MediaTek TEE flaw lets attackers extract Android wallet seed phrases and PINs via USB
Security researchers at Ledger’s Donjon team discovered a critical vulnerability in MediaTek chips and the Trustonic Trusted Execution Environment (TEE) that lets an attacker with physical access extract encrypted data from Android phones via USB in under 45 seconds. The exploit bypasses the secure boot chain before Android loads, allowing recovery of the device PIN, decryption of storage and extraction of seed phrases from popular mobile wallets (demonstrated targets include Trust Wallet, Base, Kraken Wallet, Rabby, Tangem Mobile Wallet and Phantom).

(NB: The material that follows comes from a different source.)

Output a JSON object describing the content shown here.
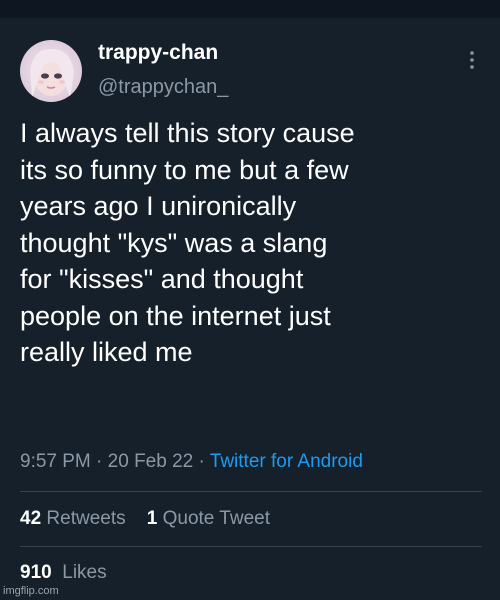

Ledger demonstrated the attack on a Nothing CMF 1 phone and used electromagnetic fault injection on a MediaTek Dimensity 7300 (MT6878) to disrupt boot checks and gain full control. MediaTek has released a patch; unpatched devices running affected Trustonic TEE firmware remain at risk. Ledger emphasised that general-purpose smartphones are hard to secure compared with devices using isolated Secure Elements and recommended users apply vendor security updates promptly and prefer hardware with dedicated secure elements for key storage. Estimated exposure is large — millions of Android users manage crypto on phones — so traders should assume elevated risk for mobile-held keys and consider moving funds to more secure storage or hardware wallets until devices are patched.
Bearish
This vulnerability directly targets seed phrases and device PINs on Android devices, increasing the risk of immediate, irreversible asset loss for funds held in mobile software wallets. Short-term impact: heightened selling pressure and risk aversion among users who keep crypto on affected phones; some may move assets into hardware wallets or exchanges, increasing on-chain activity and potential downward pressure on smaller tokens. Long-term impact: limited — the core protocol value of major cryptocurrencies is unchanged — but sustained negative sentiment toward mobile custody could reduce retail on-chain activity and lower demand for mobile-native tokens and services. Because the exploit requires physical access and specific vulnerable hardware/firmware, the overall market-wide price shock should be contained, but assets predominantly held by retail mobile users face elevated short-term risk. Traders should consider reducing exposure to tokens stored primarily in mobile wallets, monitor patch rollout, and watch on-chain flows related to hardware wallet adoption.